A report from the nonprofit Tech Transparency Project (TTP) alleges that X has been selling premium subscriptions to subjects of US sanctions, including leaders of the US-designated terrorist organization Hezbollah. The TTP report identifies 28 accounts that were granted checkmarks under owner Elon Musk’s paid verification plan, evading rules that formally state they’re banned from using it. The allegations raise new questions about how strictly social media platforms should vet users — after the Supreme Court ruled just last year that the platform formerly known as Twitter was not responsible for abetting a terrorist attack.
The TTP report lists the full series of sanctioned entities that got verified on Twitter. The wide range of names includes:
- Hezbollah leader Hassan Nasrallah, whose account has over 93,000 followers and was listed as “ID verified,” meaning the owner provided government-issued identification to X.
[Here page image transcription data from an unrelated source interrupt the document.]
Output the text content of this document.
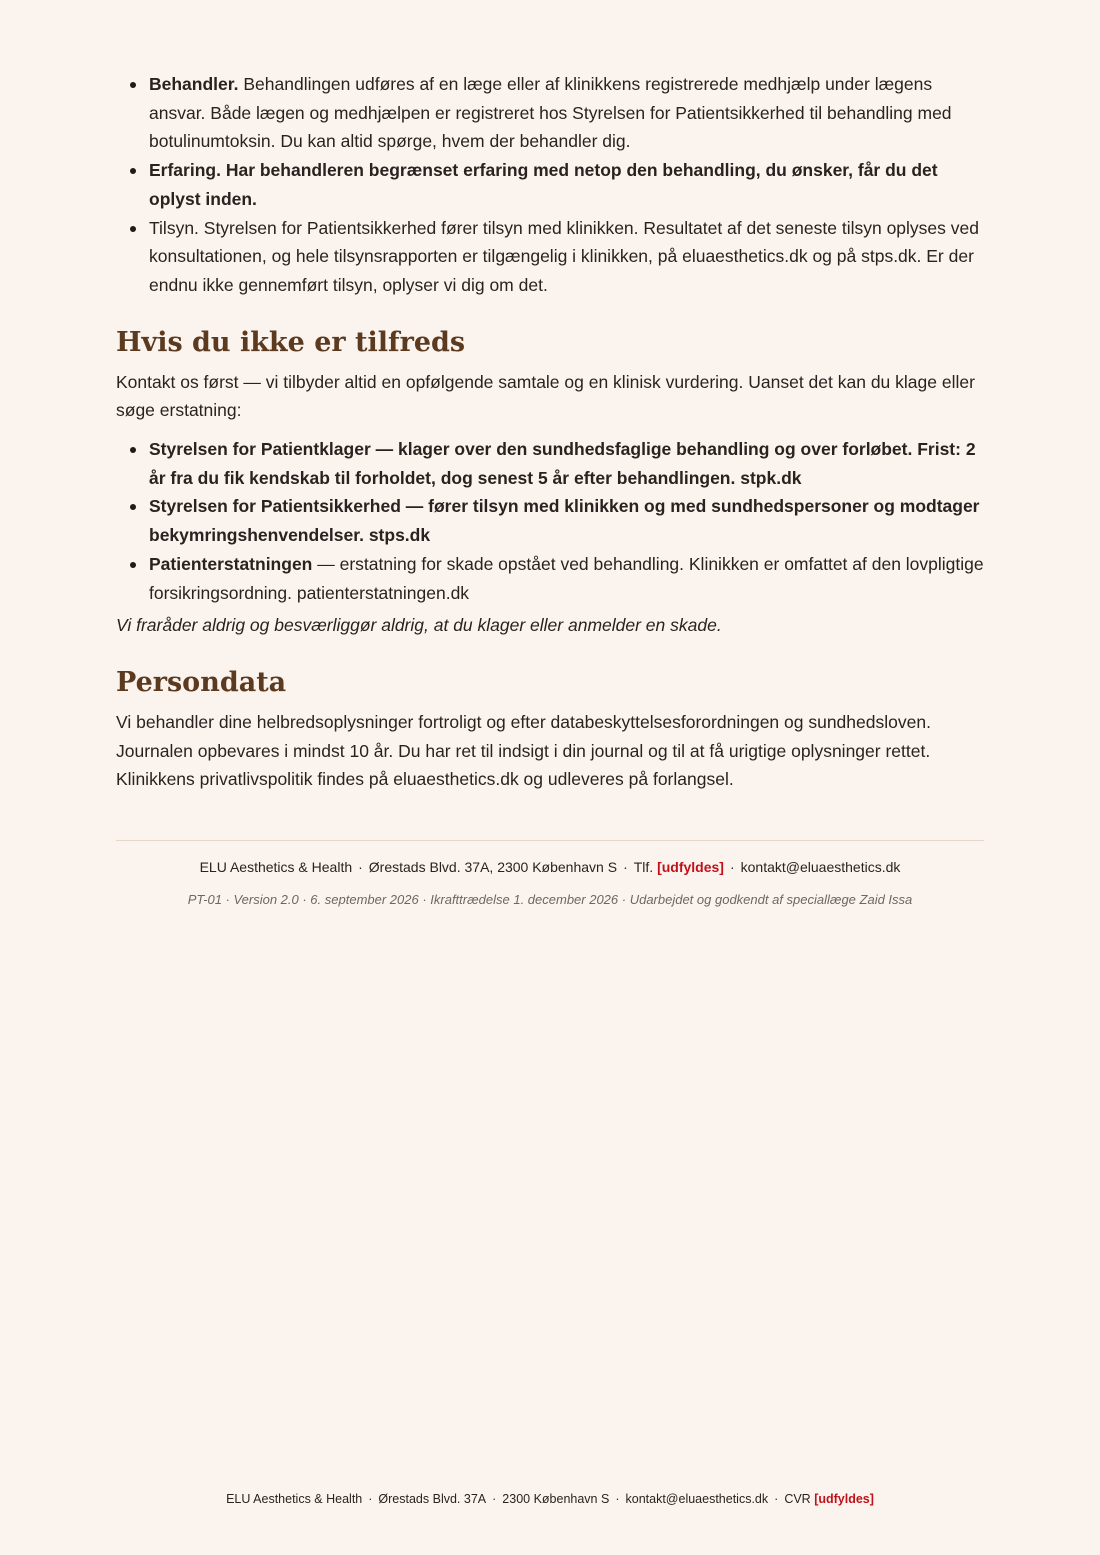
Behandler. Behandlingen udføres af en læge eller af klinikkens registrerede medhjælp under lægens ansvar. Både lægen og medhjælpen er registreret hos Styrelsen for Patientsikkerhed til behandling med botulinumtoksin. Du kan altid spørge, hvem der behandler dig.
Erfaring. Har behandleren begrænset erfaring med netop den behandling, du ønsker, får du det oplyst inden.
Tilsyn. Styrelsen for Patientsikkerhed fører tilsyn med klinikken. Resultatet af det seneste tilsyn oplyses ved konsultationen, og hele tilsynsrapporten er tilgængelig i klinikken, på eluaesthetics.dk og på stps.dk. Er der endnu ikke gennemført tilsyn, oplyser vi dig om det.
Hvis du ikke er tilfreds

Kontakt os først — vi tilbyder altid en opfølgende samtale og en klinisk vurdering. Uanset det kan du klage eller søge erstatning:

Styrelsen for Patientklager — klager over den sundhedsfaglige behandling og over forløbet. Frist: 2 år fra du fik kendskab til forholdet, dog senest 5 år efter behandlingen. stpk.dk
Styrelsen for Patientsikkerhed — fører tilsyn med klinikken og med sundhedspersoner og modtager bekymringshenvendelser. stps.dk
Patienterstatningen — erstatning for skade opstået ved behandling. Klinikken er omfattet af den lovpligtige forsikringsordning. patienterstatningen.dk

Vi fraråder aldrig og besværliggør aldrig, at du klager eller anmelder en skade.

Persondata

Vi behandler dine helbredsoplysninger fortroligt og efter databeskyttelsesforordningen og sundhedsloven. Journalen opbevares i mindst 10 år. Du har ret til indsigt i din journal og til at få urigtige oplysninger rettet. Klinikkens privatlivspolitik findes på eluaesthetics.dk og udleveres på forlangsel.

ELU Aesthetics & Health · Ørestads Blvd. 37A, 2300 København S · Tlf. [udfyldes] · kontakt@eluaesthetics.dk
PT-01 · Version 2.0 · 6. september 2026 · Ikrafttrædelse 1. december 2026 · Udarbejdet og godkendt af speciallæge Zaid Issa
ELU Aesthetics & Health · Ørestads Blvd. 37A · 2300 København S · kontakt@eluaesthetics.dk · CVR [udfyldes]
- Iran state news outlet Press TV, one of two accounts (alongside Russia’s Tinkoff Bank) TTP found with a gold “verified organization” checkmark, which typically cost $1,000 a month at the time of TTP’s research.
- Al-Saadi Gadhafi, son of late Libyan dictator Moammar Gadhafi, who apparently subscribed to Musk’s posts for a time as well.
- Ansarallah, the Yemeni group more commonly referred to as the Houthis — though their official US designation as a terrorist group doesn’t kick in until later this week.
TTP says most of the accounts were verified after Musk took over Twitter and began requiring paid verification. Ten were paying to keep “legacy” checkmarks they’d been granted earlier.
X didn’t offer a comment to TTP at the time of the report’s publication. But it appears to have removed nearly all the verifications, although the two gold checks still appear on Press TV’s and Tinkoff Bank’s accounts. (TTP notes that it also banned one account on the list, linked with Iran-backed militia Harakat al-Nujaba.)
In a post emailed to The Verge, the X safety account also pushed back on TTP’s claims. “X has a robust and secure approach in place for our monetization features, adhering to legal obligations, along with independent screening by our payments providers,” it reads. “Several of the accounts listed in the Tech Transparency Report are not directly named on sanction lists, while some others may have visible account check marks without receiving any services that would be subject to sanctions.” X stated that it had reviewed the report and would “take action if necessary.” TTP posted a followup thread rebutting this defense — arguing that organizations that weren’t “directly named” were still owned by sanctioned entities, and that it wasn’t clear how they’d have obtained a checkmark without a paid account.
US businesses are barred from economic transactions with people and organizations on sanctions lists. As TTP points out, X’s own policies ban buying premium subscriptions if you’re sanctioned or otherwise banned from financial dealings in the US. TTP points out that it’s possible, albeit unlikely, that X gifted the blue checkmarks to terrorist groups for free — but the ban covers “contribution” of goods and services, too. It’s also possible some unrelated party duped X’s verification program with impersonation, a widely reported problem on the service, though many of the accounts appear well established and credibly belong to their supposed owners.
Beginning in its pre-Musk days as Twitter, X was the subject of a high-profile legal fight over whether it materially supported terrorists. The surviving family of an Islamic State attack victim sued it for failing to ban accounts linked to the group, taking their case to the Supreme Court in February 2023 as Twitter v. Taamneh. But the court unanimously decided against holding Twitter responsible for “aiding and abetting” the attack. An opinion authored by Justice Clarence Thomas declared that the terrorist group’s relationship with Twitter was comparable to Twitter’s “arm’s length, passive, and largely indifferent relationship with most users.” The court applied the same logic to a similar case involving YouTube, avoiding a potentially explosive fight over online liability laws in general.
The question on the table here is different: did Twitter accept hard digital cash (even if it was only $8 a month) from people it was banned from financial dealings with? It’s an issue that’s becoming more and more relevant for social platforms, which, after years of free access, are increasingly pushing users to pay up.
But the court also made a point of distinguishing conscious collaboration from sometimes failing to enforce a stated policy on a platform with hundreds of millions of users. And X, in its favor, did appear to cull the subscriptions when it was made aware of them. Either way, there’s no legal challenge to X here at the moment — just a bad look for the company’s verification plan.
Update 6:23PM ET: Added followup statement from TTP.